IV. Sewing is Indigenous resistance

There is a thread that connects communities and the history of art. When they silence us, we are silent, but it was from my mother’s sewing studio that I began to learn about Indigenous education and Wapichana ethics. If the sewing machine was a colonial object imposed on our territory through nuns and priests, it becomes an object of resistance and autonomy when an Indigenous woman makes use of the tool as a way of relating to the world.

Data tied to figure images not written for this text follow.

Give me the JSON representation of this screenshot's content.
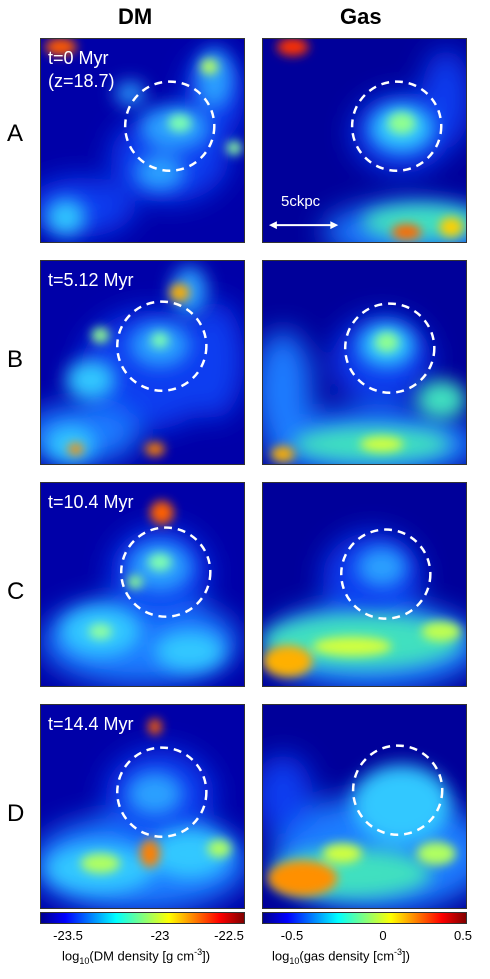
{
  "columns": {
    "dm_title": "DM",
    "gas_title": "Gas"
  },
  "rows": [
    {
      "label": "A",
      "time": "t=0 Myr",
      "redshift": "(z=18.7)"
    },
    {
      "label": "B",
      "time": "t=5.12 Myr"
    },
    {
      "label": "C",
      "time": "t=10.4 Myr"
    },
    {
      "label": "D",
      "time": "t=14.4 Myr"
    }
  ],
  "scale_bar": {
    "label": "5ckpc"
  },
  "colorbars": {
    "dm": {
      "ticks": [
        "-23.5",
        "-23",
        "-22.5"
      ],
      "label_pre": "log",
      "label_sub": "10",
      "label_post": "(DM density [g cm",
      "label_sup": "-3",
      "label_end": "])"
    },
    "gas": {
      "ticks": [
        "-0.5",
        "0",
        "0.5"
      ],
      "label_pre": "log",
      "label_sub": "10",
      "label_post": "(gas density [cm",
      "label_sup": "-3",
      "label_end": "])"
    }
  },
  "colors": {
    "background": "#00008b",
    "low": "#0a1fd6",
    "mid": "#33bbff",
    "high": "#ffd800",
    "peak": "#d40000"
  }
}
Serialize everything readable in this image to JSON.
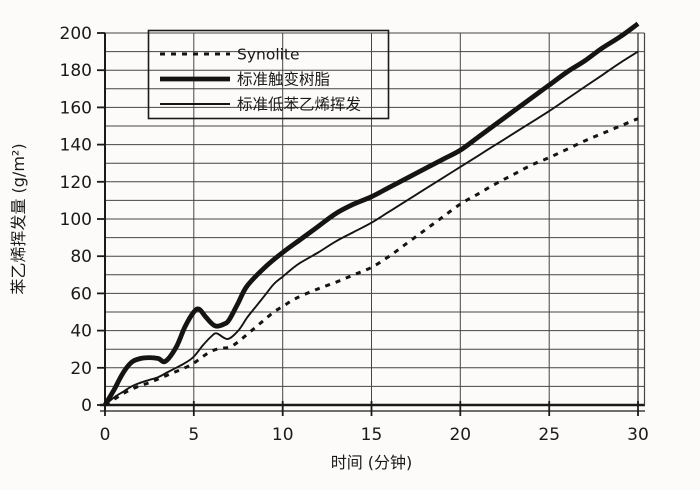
{
  "chart_data": {
    "type": "line",
    "title": "",
    "xlabel": "时间 (分钟)",
    "ylabel": "苯乙烯挥发量 (g/m²)",
    "xlim": [
      0,
      30
    ],
    "ylim": [
      0,
      200
    ],
    "xticks": [
      0,
      5,
      10,
      15,
      20,
      25,
      30
    ],
    "yticks": [
      0,
      20,
      40,
      60,
      80,
      100,
      120,
      140,
      160,
      180,
      200
    ],
    "grid": {
      "x_step": 5,
      "y_step": 10,
      "on": true
    },
    "legend_position": "top-left-inside",
    "series": [
      {
        "name": "Synolite",
        "style": "dotted",
        "points": [
          [
            0,
            0
          ],
          [
            0.5,
            3
          ],
          [
            1,
            6
          ],
          [
            1.5,
            8.5
          ],
          [
            2,
            10.5
          ],
          [
            2.5,
            12
          ],
          [
            3,
            14
          ],
          [
            3.5,
            16
          ],
          [
            4,
            18
          ],
          [
            4.5,
            20
          ],
          [
            5,
            22.5
          ],
          [
            5.5,
            26
          ],
          [
            6,
            29
          ],
          [
            6.5,
            30.5
          ],
          [
            7,
            31
          ],
          [
            7.5,
            34
          ],
          [
            8,
            38
          ],
          [
            8.5,
            42
          ],
          [
            9,
            46
          ],
          [
            9.5,
            50
          ],
          [
            10,
            53
          ],
          [
            10.5,
            56
          ],
          [
            11,
            58.5
          ],
          [
            12,
            62.5
          ],
          [
            13,
            66
          ],
          [
            14,
            70
          ],
          [
            15,
            74
          ],
          [
            16,
            80
          ],
          [
            17,
            87
          ],
          [
            18,
            94
          ],
          [
            19,
            101
          ],
          [
            20,
            108
          ],
          [
            21,
            113.5
          ],
          [
            22,
            119
          ],
          [
            23,
            124
          ],
          [
            24,
            129
          ],
          [
            25,
            133
          ],
          [
            26,
            137.5
          ],
          [
            27,
            142
          ],
          [
            28,
            146
          ],
          [
            29,
            150
          ],
          [
            30,
            154
          ]
        ]
      },
      {
        "name": "标准触变树脂",
        "style": "thick",
        "points": [
          [
            0,
            0
          ],
          [
            0.5,
            8
          ],
          [
            1,
            17
          ],
          [
            1.5,
            23
          ],
          [
            2,
            25
          ],
          [
            2.5,
            25.5
          ],
          [
            3,
            25
          ],
          [
            3.4,
            23.5
          ],
          [
            4,
            31
          ],
          [
            4.5,
            42
          ],
          [
            5,
            50
          ],
          [
            5.3,
            51.5
          ],
          [
            5.7,
            47
          ],
          [
            6.2,
            42.5
          ],
          [
            6.7,
            43.5
          ],
          [
            7,
            46
          ],
          [
            7.5,
            55
          ],
          [
            8,
            64
          ],
          [
            9,
            74
          ],
          [
            10,
            82
          ],
          [
            11,
            89
          ],
          [
            12,
            96
          ],
          [
            13,
            103
          ],
          [
            14,
            108
          ],
          [
            15,
            112
          ],
          [
            16,
            117
          ],
          [
            17,
            122
          ],
          [
            18,
            127
          ],
          [
            19,
            132
          ],
          [
            20,
            137
          ],
          [
            21,
            144
          ],
          [
            22,
            151
          ],
          [
            23,
            158
          ],
          [
            24,
            165
          ],
          [
            25,
            172
          ],
          [
            26,
            179
          ],
          [
            27,
            185
          ],
          [
            28,
            192
          ],
          [
            29,
            198
          ],
          [
            30,
            205
          ]
        ]
      },
      {
        "name": "标准低苯乙烯挥发",
        "style": "thin",
        "points": [
          [
            0,
            0
          ],
          [
            0.5,
            4
          ],
          [
            1,
            7
          ],
          [
            1.5,
            10
          ],
          [
            2,
            12
          ],
          [
            2.5,
            13.5
          ],
          [
            3,
            15
          ],
          [
            3.5,
            17.5
          ],
          [
            4,
            20
          ],
          [
            4.5,
            22.5
          ],
          [
            5,
            26
          ],
          [
            5.5,
            32
          ],
          [
            6,
            37
          ],
          [
            6.3,
            38.5
          ],
          [
            6.9,
            35.5
          ],
          [
            7.5,
            40
          ],
          [
            8,
            47
          ],
          [
            8.5,
            53
          ],
          [
            9,
            59
          ],
          [
            9.5,
            65
          ],
          [
            10,
            69
          ],
          [
            10.5,
            73
          ],
          [
            11,
            76.5
          ],
          [
            12,
            82
          ],
          [
            13,
            88
          ],
          [
            14,
            93
          ],
          [
            15,
            98
          ],
          [
            16,
            104
          ],
          [
            17,
            110
          ],
          [
            18,
            116
          ],
          [
            19,
            122
          ],
          [
            20,
            128
          ],
          [
            21,
            134
          ],
          [
            22,
            140
          ],
          [
            23,
            146
          ],
          [
            24,
            152
          ],
          [
            25,
            158
          ],
          [
            26,
            164.5
          ],
          [
            27,
            171
          ],
          [
            28,
            177.5
          ],
          [
            29,
            184
          ],
          [
            30,
            190
          ]
        ]
      }
    ],
    "colors": {
      "line": "#141414",
      "grid": "#454545",
      "axis": "#1a1a1a",
      "legend_border": "#1a1a1a",
      "background": "#fcfbf9"
    }
  }
}
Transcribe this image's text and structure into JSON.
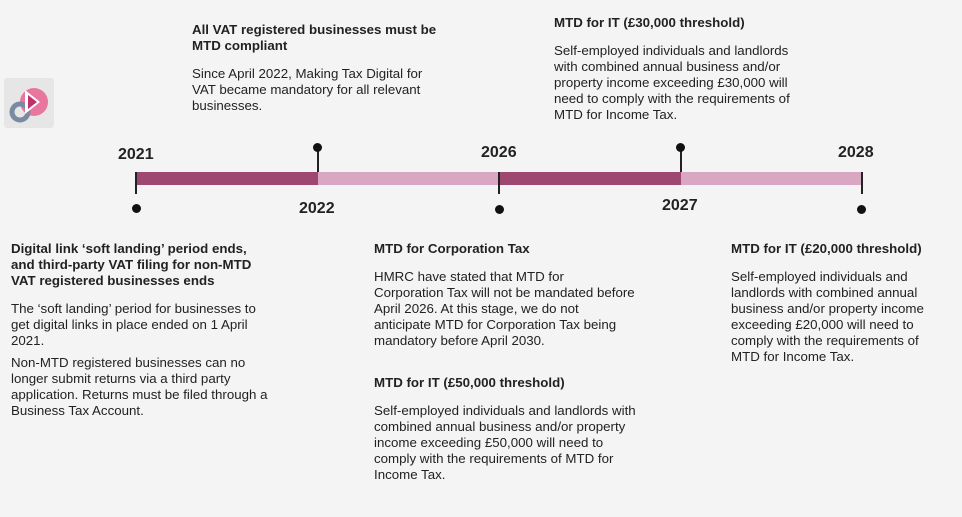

Thus, through art, we continue marking history with stitches and weaving narratives made invisible and often undervalued but that, to us, represent pathways towards learning and empowerment. For this exhibition, I asked my mother to select six objects from her sewing studio to express the manifesto of Indigenous resistance demonstrated in our studio. We added catalog labels to each object and “froze” them in time using resin. Presenting this work on a wooden base would not be enough, so Ana Rocha, my producer, and I went looking for illegally seized Amazonian wood. We found pieces of Amazonian Brazil nut tree, which form the base of the work. And so Costura é resistência indígena [Sewing and Indigenous Resistence] (2024) was born.

Manhaba’u: onde toca o invisível is about considering the invisible based on where I come from, but also about connecting to the invisible thread that touch us, seeking, in this way, to develop actions that inform and strengthen our presence and relationship with the Earth.